Since when did the country become so miserable? It’s even become impossible to enjoy the football. Unless you’re Austrian. Or Slovenian. No wonder so many people are flocking to Reform events. Not only are they the only rallies to which members of the public are invited, but Nigel Farage is the only politician who appears to be enjoying himself. Everyone else is comatose or terminally depressed. Where is the joy?

The BBC spin room in Nottingham may have been buzzing in the hours before the last debate – a rematch head to head with Starmer and Sunak – but the rest of the country was bathed in apathy. We’ve seen enough already. The last 75-minute debate no more than the final passing out parade. Literally in some cases.

Oh to be one of them. Who wouldn’t love to be unconscious through the next week and take their chances on polling day? At least that way we could avoid some of the unedifying shite coming our way. Gambling, honeytraps … what next? Sex and drug orgies? What is it with our wannabe politicians?

The apathy starts at the top. Conservative central office is a dead zone these days. There’s no one to be seen. Almost every cabinet minister has disappeared to watch repeats of Pointless. Their best chance of retaining their seats is to dissociate from Rish!.

Away from the stench of failure, Lord Big Dave has only surfaced to make things worse. That way his own term in No 10 doesn’t look quite such a disaster. All that’s left are a few dysfunctional bots firing out weird cries for help on X.

But the show must go on in the House of the Dead. A performance that is both cruel and futile. And if anyone could inject some meaning into the meaninglessness it is the BBC’s super-sub Mishal Husain, who was replacing an injured Sophie Raworth.

We started with gambling. No surprises there. Sad face. Rish! reiterated that he had been so angry that he had been forced to do nothing about it. Keir really didn’t need to say anything much after that.

The main interest in the room was the shouting coming from outside it. Or maybe it was just someone begging to be let out. So soon. You couldn’t blame them.

It was all pretty much downhill from there. In other words what we heard was the well-rehearsed soundbites we had heard countless times before over the past few weeks. Only this time on steroids. Sunak had clearly decided he was in the last chance saloon and had decided to come out fighting. Time and again, he talked over Starmer and Husain. It was like listening to an over-entitled teenager playing at being an adult in the Oxford Union. There is no one he won’t patronise.

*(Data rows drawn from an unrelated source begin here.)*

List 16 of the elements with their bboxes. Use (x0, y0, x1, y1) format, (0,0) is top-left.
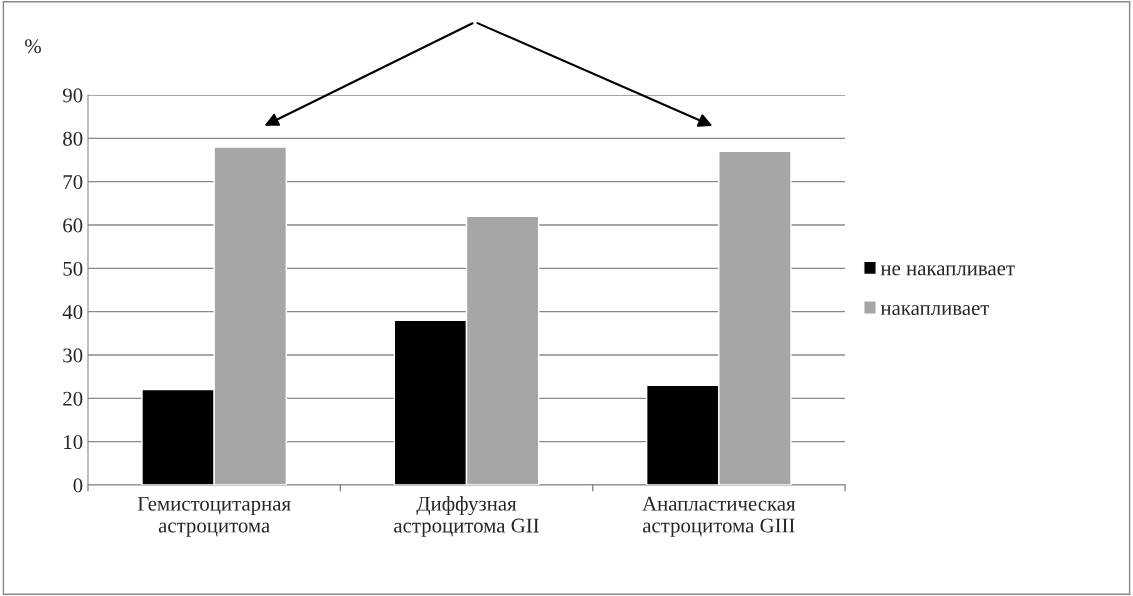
y-tick-label: 10 (64, 435, 83, 450)
legend-label: не накапливает (880, 265, 1015, 276)
y-tick-label: 40 (62, 305, 83, 320)
y-axis-title: % (25, 39, 41, 54)
y-tick-label: 20 (63, 391, 83, 406)
y-tick-label: 60 (63, 218, 83, 233)
y-tick-label: 90 (62, 88, 83, 103)
y-tick-label: 80 (63, 131, 83, 146)
legend-label: накапливает (880, 305, 990, 316)
x-tick-label: Гемистоцитарная астроцитома (137, 496, 291, 537)
y-tick-label: 50 (63, 261, 83, 276)
y-tick-label: 70 (63, 175, 83, 190)
y-tick-label: 30 (63, 348, 83, 363)
x-tick-label: Анапластическая астроцитома GIII (642, 496, 796, 537)
x-tick-label: Диффузная астроцитома GII (394, 496, 539, 537)
y-tick-label: 0 (73, 478, 83, 493)
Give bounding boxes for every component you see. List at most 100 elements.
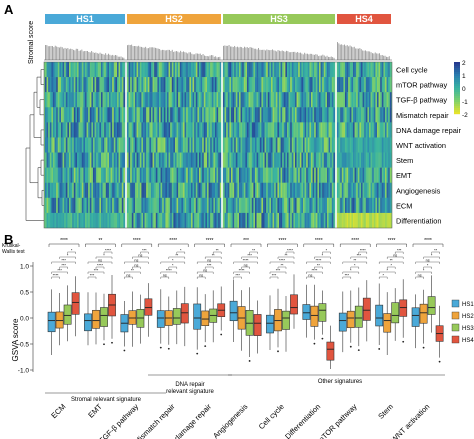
heatmap-cell bbox=[85, 77, 87, 93]
heatmap-cell bbox=[218, 197, 220, 214]
heatmap-cell bbox=[186, 212, 188, 229]
heatmap-cell bbox=[207, 212, 209, 229]
heatmap-cell bbox=[176, 152, 179, 168]
stromal-bar bbox=[362, 50, 364, 60]
heatmap-cell bbox=[331, 137, 334, 153]
heatmap-cell bbox=[157, 92, 160, 108]
heatmap-cell bbox=[240, 182, 243, 198]
heatmap-cell bbox=[202, 182, 204, 198]
heatmap-cell bbox=[341, 182, 344, 198]
heatmap-cell bbox=[86, 182, 89, 198]
heatmap-cell bbox=[144, 107, 147, 123]
heatmap-cell bbox=[306, 167, 308, 183]
heatmap-cell bbox=[178, 152, 180, 168]
heatmap-cell bbox=[231, 152, 233, 168]
heatmap-cell bbox=[389, 152, 392, 168]
heatmap-cell bbox=[351, 122, 354, 138]
heatmap-cell bbox=[80, 107, 82, 123]
heatmap-cell bbox=[189, 77, 192, 93]
heatmap-cell bbox=[131, 77, 134, 93]
heatmap-cell bbox=[96, 92, 98, 108]
heatmap-cell bbox=[135, 152, 137, 168]
heatmap-cell bbox=[49, 137, 52, 153]
heatmap-cell bbox=[361, 62, 363, 78]
heatmap-cell bbox=[170, 137, 172, 153]
heatmap-cell bbox=[377, 137, 379, 153]
stromal-bar bbox=[119, 56, 121, 60]
heatmap-cell bbox=[314, 62, 316, 78]
heatmap-cell bbox=[195, 137, 198, 153]
heatmap-cell bbox=[328, 152, 331, 168]
heatmap-cell bbox=[315, 137, 318, 153]
stromal-bar bbox=[322, 54, 324, 60]
heatmap-cell bbox=[96, 152, 98, 168]
heatmap-cell bbox=[377, 167, 379, 183]
heatmap-cell bbox=[312, 182, 315, 198]
stromal-bar bbox=[170, 51, 172, 60]
heatmap-cell bbox=[245, 107, 248, 123]
heatmap-cell bbox=[115, 77, 118, 93]
heatmap-cell bbox=[303, 77, 305, 93]
heatmap-cell bbox=[131, 122, 134, 138]
heatmap-cell bbox=[86, 62, 89, 78]
heatmap-cell bbox=[274, 152, 276, 168]
heatmap-cell bbox=[239, 107, 241, 123]
stromal-bar bbox=[134, 46, 135, 60]
heatmap-cell bbox=[227, 77, 230, 93]
stromal-bar bbox=[177, 51, 179, 60]
heatmap-cell bbox=[272, 152, 275, 168]
heatmap-cell bbox=[261, 77, 264, 93]
heatmap-cell bbox=[357, 77, 360, 93]
heatmap-cell bbox=[341, 77, 344, 93]
heatmap-cell bbox=[72, 107, 74, 123]
heatmap-cell bbox=[218, 137, 220, 153]
heatmap-cell bbox=[343, 77, 346, 93]
heatmap-border bbox=[43, 61, 393, 229]
heatmap-cell bbox=[207, 122, 209, 138]
heatmap-cell bbox=[213, 182, 216, 198]
heatmap-cell bbox=[139, 197, 142, 214]
heatmap-cell bbox=[53, 182, 55, 198]
stromal-bar bbox=[219, 56, 221, 60]
heatmap-cell bbox=[229, 92, 232, 108]
heatmap-cell bbox=[205, 107, 208, 123]
heatmap-cell bbox=[223, 197, 225, 214]
heatmap-cell bbox=[102, 152, 105, 168]
heatmap-cell bbox=[312, 152, 315, 168]
pairwise-bracket bbox=[241, 256, 258, 259]
heatmap-cell bbox=[372, 197, 374, 214]
heatmap-cell bbox=[70, 77, 73, 93]
heatmap-cell bbox=[162, 77, 164, 93]
heatmap-cell bbox=[247, 152, 249, 168]
pairwise-mark: *** bbox=[61, 263, 66, 267]
heatmap-cell bbox=[298, 107, 300, 123]
stromal-bar bbox=[208, 56, 210, 60]
heatmap-row-label: Stem bbox=[396, 156, 413, 165]
stromal-bar bbox=[148, 48, 149, 60]
stromal-bar bbox=[286, 50, 287, 60]
pairwise-mark: * bbox=[71, 248, 73, 252]
heatmap-cell bbox=[199, 152, 201, 168]
heatmap-cell bbox=[159, 212, 161, 229]
heatmap-cell bbox=[386, 122, 389, 138]
box-hs4 bbox=[362, 297, 371, 321]
heatmap-cell bbox=[64, 62, 66, 78]
heatmap-cell bbox=[345, 62, 347, 78]
heatmap-cell bbox=[343, 182, 346, 198]
heatmap-cell bbox=[133, 197, 136, 214]
heatmap-cell bbox=[107, 212, 110, 229]
heatmap-cell bbox=[184, 62, 187, 78]
heatmap-cell bbox=[354, 77, 357, 93]
heatmap-cell bbox=[227, 197, 230, 214]
heatmap-cell bbox=[229, 152, 232, 168]
heatmap-cell bbox=[340, 212, 342, 229]
heatmap-cell bbox=[317, 137, 320, 153]
heatmap-cell bbox=[343, 122, 346, 138]
heatmap-cell bbox=[275, 137, 278, 153]
heatmap-cell bbox=[309, 167, 312, 183]
heatmap-cell bbox=[250, 197, 252, 214]
heatmap-cell bbox=[263, 212, 265, 229]
heatmap-cell bbox=[388, 122, 390, 138]
stromal-bar bbox=[284, 51, 286, 60]
kruskal-bracket bbox=[194, 243, 225, 247]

The Tetchometer rapidly tipped into the red as Keir got the first round of applause for pointing out that if Sunak bothered to listen to people in the audience he wouldn’t be so out of touch. Not that Starmer got it all his own way. He frequently looked startled, confused even. As if it had never occurred to him that Rish! might not play by the agreed rules. It was only towards the end that he regained his composure.

The promises and flashes of temper came in quick succession. On small boats, Sunak kept insisting his plan was working and that he would be sending thousands of migrants to Rwanda in a matter of weeks.

“We must never surrender our borders,” he said over and over again. Like a poundshop Churchill. Surrender was an interesting choice of words from a man who was acting as if Starmer was already prime minister. There again he hasn’t got a record to defend.

No one was any the wiser when we got on to the economy and Husain observed we would be better off listening to the IFS. If only. Rish! got increasingly snitty as he always does when things don’t go entirely his own way. His one human moment being when he talked about his excitement at getting the keys to his Santa Monica penthouse. We can all relate to that.

Both men got roughly equal amounts of applause. No surprise there. The audience was equally divided between Tories, Labour and undecided. It was a score draw as these things always are. No one won, no one lost. So it had been largely a waste of time. The best question was: “Are you two really the best choice we’ve got?”

Sadly the answer is yes. Because in an election of despair neither man could offer any hope. We are being led by the hopeless.